- Born: Alain Ernest Wertheimer 28 September 1948 (age 77) Paris, France
- Occupation: Businessman
- Known for: Co-owner and chairman of Chanel
- Spouse: Brigitte Laloum
- Children: 3
- Father: Jacques Wertheimer
- Relatives: Gérard Wertheimer (brother) Pierre Wertheimer (grandfather)

= Alain Wertheimer =

French businessman and billionaire (born 1948)

Alain Ernest Wertheimer (born 28 September 1948) is a French billionaire businessman, based in New York City. He is the chairman and a controlling shareholder in Chanel, with his brother Gérard who chairs its watch division. As of October 2022, Wertheimer's net worth was estimated at US$40 billion by Bloomberg Billionaires Index, making him the 26th richest person in the world.

According to Forbes, Wertheimer is the 38th richest individual in the world. As of 25 December 2024, his estimated net worth is US$41.4 billion.

==Early life==
Wertheimer was born on 28 September 1948, to a Jewish family, the son of Jacques Wertheimer and Eliane Fischer.

==Career==
Wertheimer is the co-owner and chairman of Chanel.

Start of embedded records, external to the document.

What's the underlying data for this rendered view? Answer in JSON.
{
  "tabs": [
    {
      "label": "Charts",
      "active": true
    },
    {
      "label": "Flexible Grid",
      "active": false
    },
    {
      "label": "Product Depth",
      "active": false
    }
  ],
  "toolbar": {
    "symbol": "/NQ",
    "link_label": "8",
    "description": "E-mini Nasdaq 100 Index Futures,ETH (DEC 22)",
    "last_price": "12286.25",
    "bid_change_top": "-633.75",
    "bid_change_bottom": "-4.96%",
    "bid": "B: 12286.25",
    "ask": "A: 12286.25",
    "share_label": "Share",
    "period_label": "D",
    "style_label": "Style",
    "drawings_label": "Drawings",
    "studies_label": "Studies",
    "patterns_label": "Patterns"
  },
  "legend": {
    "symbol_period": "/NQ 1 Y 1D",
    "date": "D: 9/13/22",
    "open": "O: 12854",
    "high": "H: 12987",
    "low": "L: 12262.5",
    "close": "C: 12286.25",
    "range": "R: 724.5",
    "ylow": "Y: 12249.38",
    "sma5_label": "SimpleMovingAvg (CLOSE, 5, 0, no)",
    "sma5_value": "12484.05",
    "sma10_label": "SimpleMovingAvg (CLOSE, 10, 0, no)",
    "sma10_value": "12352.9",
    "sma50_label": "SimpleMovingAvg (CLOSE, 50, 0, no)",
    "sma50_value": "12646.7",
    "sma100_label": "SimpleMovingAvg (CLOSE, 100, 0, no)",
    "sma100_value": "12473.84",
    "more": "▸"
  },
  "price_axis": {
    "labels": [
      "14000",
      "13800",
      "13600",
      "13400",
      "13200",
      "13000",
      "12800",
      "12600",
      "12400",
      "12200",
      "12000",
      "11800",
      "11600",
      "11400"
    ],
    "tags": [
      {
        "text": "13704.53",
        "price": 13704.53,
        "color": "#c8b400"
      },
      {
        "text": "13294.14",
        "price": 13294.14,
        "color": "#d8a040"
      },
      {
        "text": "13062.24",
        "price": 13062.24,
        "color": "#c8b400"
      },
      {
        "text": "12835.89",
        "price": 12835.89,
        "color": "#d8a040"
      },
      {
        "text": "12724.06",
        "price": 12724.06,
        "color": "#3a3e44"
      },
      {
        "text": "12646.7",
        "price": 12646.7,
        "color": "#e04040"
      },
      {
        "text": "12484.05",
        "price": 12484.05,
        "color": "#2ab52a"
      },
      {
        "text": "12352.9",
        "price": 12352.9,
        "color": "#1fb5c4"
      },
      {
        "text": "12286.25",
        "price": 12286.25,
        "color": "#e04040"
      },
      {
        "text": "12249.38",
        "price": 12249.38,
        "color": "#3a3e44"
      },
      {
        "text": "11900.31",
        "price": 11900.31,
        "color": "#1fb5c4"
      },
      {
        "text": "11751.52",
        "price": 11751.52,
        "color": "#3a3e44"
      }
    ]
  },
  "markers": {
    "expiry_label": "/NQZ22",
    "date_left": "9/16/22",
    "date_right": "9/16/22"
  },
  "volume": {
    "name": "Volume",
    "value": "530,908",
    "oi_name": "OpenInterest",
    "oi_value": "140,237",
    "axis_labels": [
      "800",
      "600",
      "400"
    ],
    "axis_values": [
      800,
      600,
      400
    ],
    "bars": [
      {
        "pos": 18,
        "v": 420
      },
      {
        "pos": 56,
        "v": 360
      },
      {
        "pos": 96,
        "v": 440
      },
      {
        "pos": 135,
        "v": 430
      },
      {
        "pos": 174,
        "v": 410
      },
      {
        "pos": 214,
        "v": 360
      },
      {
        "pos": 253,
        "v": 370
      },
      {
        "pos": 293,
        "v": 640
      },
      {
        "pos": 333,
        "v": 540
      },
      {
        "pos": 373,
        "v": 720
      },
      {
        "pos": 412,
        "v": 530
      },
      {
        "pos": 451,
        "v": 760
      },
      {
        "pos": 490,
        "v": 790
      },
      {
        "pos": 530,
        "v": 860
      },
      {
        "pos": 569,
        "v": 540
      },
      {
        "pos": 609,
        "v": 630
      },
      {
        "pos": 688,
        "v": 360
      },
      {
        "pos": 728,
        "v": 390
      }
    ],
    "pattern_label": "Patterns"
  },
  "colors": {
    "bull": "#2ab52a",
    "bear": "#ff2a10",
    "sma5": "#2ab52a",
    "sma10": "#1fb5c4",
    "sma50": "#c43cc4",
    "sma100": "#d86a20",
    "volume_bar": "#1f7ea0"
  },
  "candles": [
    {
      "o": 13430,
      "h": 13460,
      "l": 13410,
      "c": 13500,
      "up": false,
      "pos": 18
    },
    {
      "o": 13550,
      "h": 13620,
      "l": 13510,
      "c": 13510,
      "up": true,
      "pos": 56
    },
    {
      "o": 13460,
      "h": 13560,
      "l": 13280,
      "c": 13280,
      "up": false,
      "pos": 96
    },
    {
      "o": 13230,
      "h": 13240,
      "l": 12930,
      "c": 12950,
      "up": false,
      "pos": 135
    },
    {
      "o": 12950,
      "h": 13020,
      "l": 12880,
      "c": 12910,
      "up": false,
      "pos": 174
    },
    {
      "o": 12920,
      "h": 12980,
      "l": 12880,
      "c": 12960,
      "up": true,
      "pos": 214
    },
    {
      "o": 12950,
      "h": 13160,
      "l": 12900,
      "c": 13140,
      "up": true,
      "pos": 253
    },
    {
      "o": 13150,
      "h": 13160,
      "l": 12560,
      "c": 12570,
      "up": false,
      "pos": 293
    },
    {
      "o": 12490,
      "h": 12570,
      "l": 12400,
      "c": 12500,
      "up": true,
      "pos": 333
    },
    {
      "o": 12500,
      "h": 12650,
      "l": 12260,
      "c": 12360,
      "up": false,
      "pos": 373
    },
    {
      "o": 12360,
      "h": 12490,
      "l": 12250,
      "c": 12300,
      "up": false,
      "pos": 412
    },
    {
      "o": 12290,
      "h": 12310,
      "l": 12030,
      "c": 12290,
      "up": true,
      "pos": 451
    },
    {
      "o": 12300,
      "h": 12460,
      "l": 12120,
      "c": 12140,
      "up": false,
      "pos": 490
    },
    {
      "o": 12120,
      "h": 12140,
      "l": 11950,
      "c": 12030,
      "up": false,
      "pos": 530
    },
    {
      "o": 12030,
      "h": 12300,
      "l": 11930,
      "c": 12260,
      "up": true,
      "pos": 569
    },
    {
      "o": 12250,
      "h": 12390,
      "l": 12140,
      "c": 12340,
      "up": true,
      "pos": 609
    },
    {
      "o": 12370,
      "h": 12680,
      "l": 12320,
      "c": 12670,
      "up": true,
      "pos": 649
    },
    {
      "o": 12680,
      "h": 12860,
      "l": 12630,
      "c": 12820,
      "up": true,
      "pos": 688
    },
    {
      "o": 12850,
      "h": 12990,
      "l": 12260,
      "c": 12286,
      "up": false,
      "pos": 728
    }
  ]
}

The privately held company is run by Alain who has presided over the acquisition of several non-Chanel brands, including Eres Lingerie and beachwear, Tanner Krolle saddles and leather goods, and (from 1989 to 2021) Holland & Holland, a British gunmaker. (He sold his ownership of Holland & Holland to Beretta Holding in 2021.)

Based in France, the Wertheimer brothers own French vineyards including Château Rauzan-Ségla in Margaux, and Château Canon in Saint-Émilion.

Both brothers are equestrians who also inherited and operate a Thoroughbred horse racing stable they call La Presle Farm or Wertheimer farm for racing in the United States and is known as Wertheimer et Frère partnership in France.

==Personal life==
Wertheimer is married to Brigitte Laloum; they have three children. He and his wife live in New York City.

Alain and his brothers own vineyards in France and Napa Valley, California.

The fortune of Alain and Gérard is managed by their family office, Mousse Partners.